It's the the end of a long Sunday soaking up the sun's rays and the spirit-warming hedonistic vibes of the Mayan Riviera.
There's nothing quite like this in Guate. Down there there's a certain amount of honest grot wherever you look, an attention-grabbing lack of uncorrupted artifice.
But here you are in Vacation World; an ersatz gringo playground. And if you are not part of it you are in a way forced to act like a cockroach scurrying out from the cracks whenever opportunity permits.
V reck0ns that one reason that there are no recycling bins in Antigua is that there are loads of 'unofficial' recyclers on the prowl. You have only to drop that Coke can in the dust and not long afterwards some hungry fingers have whisked it up into a carrier bag. Well this pic shows what happens in Vacation World, which of course must keep up the pretence of local adherence to First World mores - open war between unofficial recyclers and the municipal recycling bin. I passed this one three times at different stages of the day today and each time it looked as if it was eating a man's arm.
I'd been up for 24 hrs when I called it a night at the Blue Parrot last night - midnight - not late enough to observe the women on the ground beneath the bar's swing seats sifting through the sand in the hope of finding a 5 peso coin...
The B.P is pretty much all that's left of "old Playa", that hip, rather Bohemian stretch of palapa-style hotels and bars that sat on the white sand between the two piers. It looks like Wilma gave the developers a bit of a head start, but beach-front property aside, there's little to support the mayor's assertion the day after the hurricane struck that Playa had been "destroyed". I hadn't been expecting to see the towering palapa of Madre Tierra, but there it was, and now here I am in the Zoo cybercafe underneath it.

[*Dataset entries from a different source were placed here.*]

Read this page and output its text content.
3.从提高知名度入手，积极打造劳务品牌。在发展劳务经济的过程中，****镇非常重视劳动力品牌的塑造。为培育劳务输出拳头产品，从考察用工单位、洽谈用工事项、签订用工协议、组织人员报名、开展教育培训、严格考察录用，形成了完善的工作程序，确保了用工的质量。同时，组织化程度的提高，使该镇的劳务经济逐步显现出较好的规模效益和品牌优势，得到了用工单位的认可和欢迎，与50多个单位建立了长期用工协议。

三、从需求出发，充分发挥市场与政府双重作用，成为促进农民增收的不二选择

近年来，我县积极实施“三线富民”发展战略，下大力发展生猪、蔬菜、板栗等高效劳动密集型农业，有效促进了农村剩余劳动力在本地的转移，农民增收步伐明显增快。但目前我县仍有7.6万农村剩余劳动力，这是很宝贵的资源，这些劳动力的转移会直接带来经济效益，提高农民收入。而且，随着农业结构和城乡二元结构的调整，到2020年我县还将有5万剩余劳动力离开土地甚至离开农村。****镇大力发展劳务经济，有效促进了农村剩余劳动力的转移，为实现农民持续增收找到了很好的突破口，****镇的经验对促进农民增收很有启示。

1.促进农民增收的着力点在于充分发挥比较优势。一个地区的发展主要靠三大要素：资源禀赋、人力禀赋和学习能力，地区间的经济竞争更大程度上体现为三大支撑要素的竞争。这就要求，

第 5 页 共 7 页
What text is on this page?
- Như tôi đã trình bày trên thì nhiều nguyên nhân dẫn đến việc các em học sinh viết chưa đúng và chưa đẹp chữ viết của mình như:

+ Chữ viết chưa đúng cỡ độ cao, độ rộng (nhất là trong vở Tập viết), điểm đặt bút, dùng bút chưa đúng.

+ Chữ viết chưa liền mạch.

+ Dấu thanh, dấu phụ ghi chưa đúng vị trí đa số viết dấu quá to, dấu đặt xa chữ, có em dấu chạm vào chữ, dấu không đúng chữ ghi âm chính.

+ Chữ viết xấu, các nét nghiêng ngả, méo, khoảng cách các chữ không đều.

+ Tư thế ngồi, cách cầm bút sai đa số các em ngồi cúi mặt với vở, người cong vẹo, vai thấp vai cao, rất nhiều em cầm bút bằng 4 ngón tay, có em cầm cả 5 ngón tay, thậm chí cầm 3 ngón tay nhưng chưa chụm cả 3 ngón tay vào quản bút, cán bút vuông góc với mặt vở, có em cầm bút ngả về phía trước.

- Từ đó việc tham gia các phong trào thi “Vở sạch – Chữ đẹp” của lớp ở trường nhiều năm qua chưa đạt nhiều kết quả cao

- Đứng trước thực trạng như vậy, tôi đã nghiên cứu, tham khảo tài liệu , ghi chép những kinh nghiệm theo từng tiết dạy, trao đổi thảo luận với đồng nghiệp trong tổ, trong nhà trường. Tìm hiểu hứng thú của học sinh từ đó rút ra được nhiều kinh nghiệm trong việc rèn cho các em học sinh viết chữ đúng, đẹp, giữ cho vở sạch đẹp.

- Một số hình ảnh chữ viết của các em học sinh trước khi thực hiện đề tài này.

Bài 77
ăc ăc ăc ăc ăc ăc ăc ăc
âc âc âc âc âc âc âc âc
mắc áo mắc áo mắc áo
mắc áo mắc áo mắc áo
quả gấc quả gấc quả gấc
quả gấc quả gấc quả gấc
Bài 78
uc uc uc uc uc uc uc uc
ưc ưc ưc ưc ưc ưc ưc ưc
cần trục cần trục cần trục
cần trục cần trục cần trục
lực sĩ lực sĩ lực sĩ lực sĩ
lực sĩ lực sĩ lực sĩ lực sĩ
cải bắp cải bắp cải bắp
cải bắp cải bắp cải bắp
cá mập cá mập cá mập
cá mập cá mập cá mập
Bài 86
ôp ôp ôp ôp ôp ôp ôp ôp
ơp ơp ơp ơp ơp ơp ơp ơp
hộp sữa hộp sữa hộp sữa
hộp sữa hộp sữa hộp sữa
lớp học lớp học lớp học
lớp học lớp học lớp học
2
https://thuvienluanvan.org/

Earlier in the day I watched West Ham play Manchester United in this same bar. One of the two Argie commentators on FOX started singing (to an imaginary hard rock beat) when Rio-Coker scored, and then didn't really stop. Simon Cowell would have been sitting with his arms folded, smiling knowingly. Talking of Argies, "gwess-hum" won because they didn't play that pair of hopelessly slack economic migrants Tevez and 'Rasca-ano'.
I get more smiles here when I don't roll out my colloquial Central American Spanish. It tends to throw them a bit. Firstly, they don't really like Guatemalans, and secondly it spanners their whole "hey amigo" patter. Still, they are an impressively industrious lot these Yucatec Maya.
I don't know another place in the world with such a concentration of opportunities to buy things you don't really want or need - including stuff that nobody could need, not here at least. What's with the surf boards? Are you supposed to wander up La Quinta with this fetishistic lifetsyle symbol under your arm, occasionally taking out a Mariachi with a deft side-swipe? It's no use in the Caribbean Sea for sure, the waves just aren't gnarly enough.
Actually, there is one useful item on sale here: Indonesian sarongs. V has bought loads over the years and I offered to add to her collection yesterday, but she has more than she knows what to do with, she told me last night.
And my bags have a lot more Habanero sauce in them now than when I arrived. Melinda's.
Blogger.com has gone all "no maaanches" on me - it seems to know that I have plugged into a local area network in Mexico and has displayed all the menus in Spanish.
Anyway, it's almost time to catch a bus that will take me another 50kms or so further south to Las Ranitas. If there's wireless there I may get in another post before Belize.